Her is a pic of my Corrie Shrink Works '65 Malibu I just finished. The Nomad just went into paint tonight.



















Here's a before shot of the Nomad.


----------



## boss9 (Apr 19, 2002)

hey there,

Been out all day a thought I'd pop in. Really tired though. This Chev' looks great. I love the colour--is a tan? If so--nice choice. I've seen many 1/1 cars that colour. Again it's really nice. In fact the pic with the Nomad shows quite the race collection building--good show!

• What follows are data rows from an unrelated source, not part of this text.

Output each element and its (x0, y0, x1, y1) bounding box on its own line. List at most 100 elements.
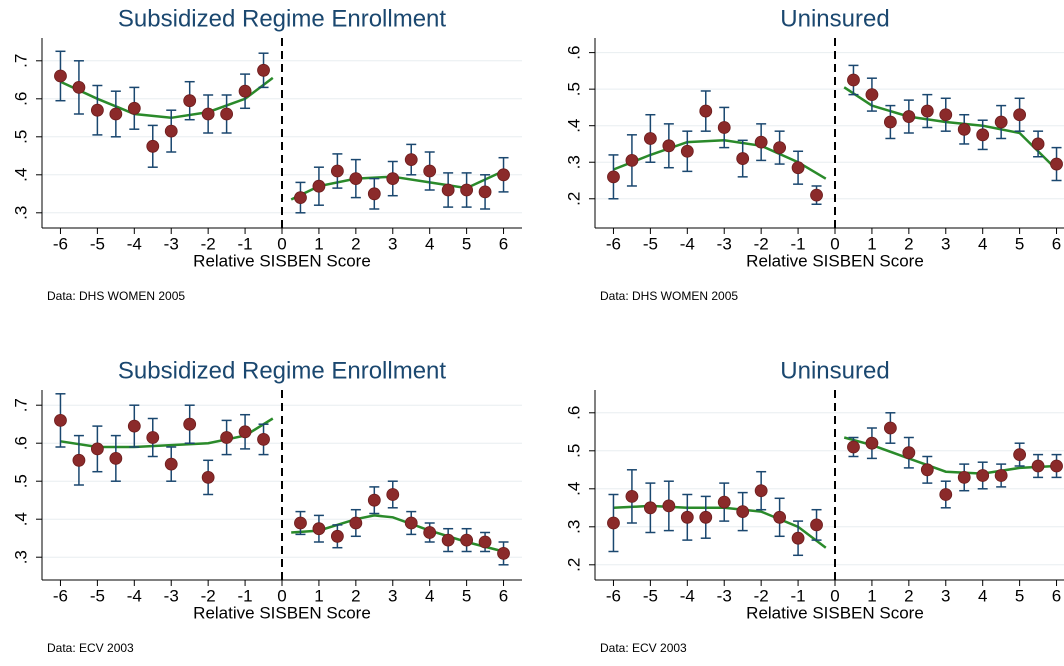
point (1031, 459, 1045, 473)
point (441, 183, 455, 197)
x-tick-label: -6 (606, 234, 621, 253)
y-tick-label: .4 (11, 512, 30, 526)
point (810, 188, 823, 202)
y-tick-label: .7 (11, 398, 30, 412)
x-tick-label: 1 (314, 234, 323, 253)
x-tick-label: -1 (238, 234, 253, 253)
point (662, 139, 676, 153)
x-tick-label: -1 (791, 586, 806, 605)
point (847, 73, 860, 87)
y-tick-label: .4 (564, 119, 583, 133)
point (497, 547, 510, 560)
point (791, 531, 805, 545)
point (90, 442, 104, 456)
point (754, 135, 768, 149)
point (810, 518, 823, 532)
point (330, 529, 344, 543)
point (423, 164, 437, 178)
plot-area (595, 38, 1064, 228)
point (146, 139, 160, 153)
point (680, 510, 694, 524)
point (976, 128, 990, 142)
point (994, 469, 1008, 482)
y-tick-label: .4 (11, 168, 30, 182)
panel: .3 .4 .5 .6 .7 -6 -5 -4 -3 -2 -1 0 1 2 3 4 5 6 Subsidized … (11, 5, 522, 303)
panel: .2 .3 .4 .5 .6 -6 -5 -4 -3 -2 -1 0 1 2 3 4 5 6 Uninsured Re… (564, 357, 1064, 655)
x-tick-label: -5 (90, 586, 105, 605)
x-tick-label: 6 (1052, 586, 1061, 605)
chart-title: Subsidized Regime Enrollment (118, 357, 446, 384)
point (164, 457, 178, 471)
point (976, 469, 990, 482)
point (183, 417, 197, 431)
point (736, 152, 750, 165)
point (773, 510, 787, 524)
point (607, 516, 620, 530)
plot-area (595, 390, 1064, 580)
x-tick-label: 2 (351, 586, 360, 605)
point (460, 533, 474, 547)
point (847, 440, 860, 454)
x-axis-label: Relative SISBEN Score (193, 603, 371, 622)
point (662, 499, 676, 513)
y-tick-label: .3 (564, 520, 583, 534)
x-tick-label: 0 (277, 234, 286, 253)
point (754, 484, 768, 498)
y-tick-label: .5 (11, 130, 30, 144)
x-tick-label: 6 (499, 586, 508, 605)
x-tick-label: -5 (643, 586, 658, 605)
point (883, 115, 897, 129)
point (1013, 448, 1027, 462)
y-tick-label: .6 (564, 46, 583, 60)
point (72, 453, 86, 467)
point (625, 489, 639, 503)
point (994, 115, 1008, 129)
x-tick-label: -6 (53, 586, 68, 605)
point (90, 103, 104, 117)
point (404, 153, 418, 167)
x-tick-label: -2 (754, 234, 769, 253)
x-tick-label: -4 (680, 586, 695, 605)
y-tick-label: .3 (564, 155, 583, 169)
x-tick-label: 0 (277, 586, 286, 605)
x-tick-label: -2 (201, 234, 216, 253)
x-tick-label: 2 (351, 234, 360, 253)
point (441, 533, 455, 547)
point (183, 94, 197, 108)
point (865, 88, 879, 102)
point (127, 101, 141, 115)
point (312, 522, 326, 536)
point (257, 432, 270, 446)
point (607, 170, 620, 184)
y-tick-label: .6 (11, 436, 30, 450)
x-tick-label: -4 (680, 234, 695, 253)
chart-title: Uninsured (780, 5, 889, 32)
x-tick-label: 2 (904, 586, 913, 605)
x-tick-label: -3 (717, 586, 732, 605)
point (643, 132, 657, 145)
point (791, 161, 805, 175)
x-tick-label: 0 (830, 586, 839, 605)
point (54, 69, 67, 83)
x-tick-label: 1 (867, 234, 876, 253)
panel: .3 .4 .5 .6 .7 -6 -5 -4 -3 -2 -1 0 1 2 3 4 5 6 Subsidized … (11, 357, 522, 655)
x-tick-label: 4 (978, 234, 987, 253)
point (386, 488, 400, 501)
x-tick-label: 6 (1052, 234, 1061, 253)
x-axis-label: Relative SISBEN Score (193, 251, 371, 270)
point (1050, 459, 1063, 473)
point (349, 516, 363, 530)
x-tick-label: 4 (425, 586, 434, 605)
point (127, 419, 141, 433)
point (386, 172, 400, 186)
y-tick-label: .6 (564, 406, 583, 420)
point (404, 516, 418, 530)
point (497, 168, 510, 182)
x-tick-label: -1 (238, 586, 253, 605)
point (294, 191, 307, 205)
point (164, 124, 178, 138)
point (367, 493, 381, 507)
x-tick-label: -6 (53, 234, 68, 253)
source-note: Data: DHS WOMEN 2005 (47, 289, 185, 303)
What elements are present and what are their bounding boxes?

On another post you brought up having trouble with detail work. Sir, I can relate--My vision was better than 20-20 (in one eye anyway), but pulling late shifts from 7pm to 1130 am as a fill in for my drivers, first effected my light sensativity and soon after I lost my close-up vision. I have been wearing specs for about six months now and haven't got quite used to it. I still loose the damn things constantly. The wife bought me a desk mount work light that does the trick. It's adjustable up and down, back and forth, side-ways and in and out. The top is circular with a flourecent bulb incircling it and the center is a large magnifying glass. I can see really close up with no problem now.
cheers......


----------



## micyou03 (Apr 8, 2003)

Hey boss9,

Actually that cplor is tan. It is the same color as Roger shows of his sample on his website. When I saw that color I had to get it. I have another that I am going to paint also, but I haven't decided on a color yet.


Mike U


----------



## TX Street Racer (May 8, 2004)

Hey Mike, great looking Chevy :thumbsup: 

By chance, do Roger's bodies come with screw posts molded in? Or is this something I need to add on my own.


----------



## roadrner (Jul 21, 1999)

Tx,
Unless Roger has changed his molding practices, all CSW bodies I have picked up had the posts molded in place. You will have to drill them though. :thumbsup: rr


----------



## TX Street Racer (May 8, 2004)

roadrner said:


> Tx,
> Unless Roger has changed his molding practices, all CSW bodies I have picked up had the posts molded in place. You will have to drill them though. :thumbsup: rr



GREAT, I have no problem drilling the posts myself.......it's nice to know I'll save a bit of time with the posts being present though  

I need to complete a couple other projects....then I need to snag some bodies from Roger


----------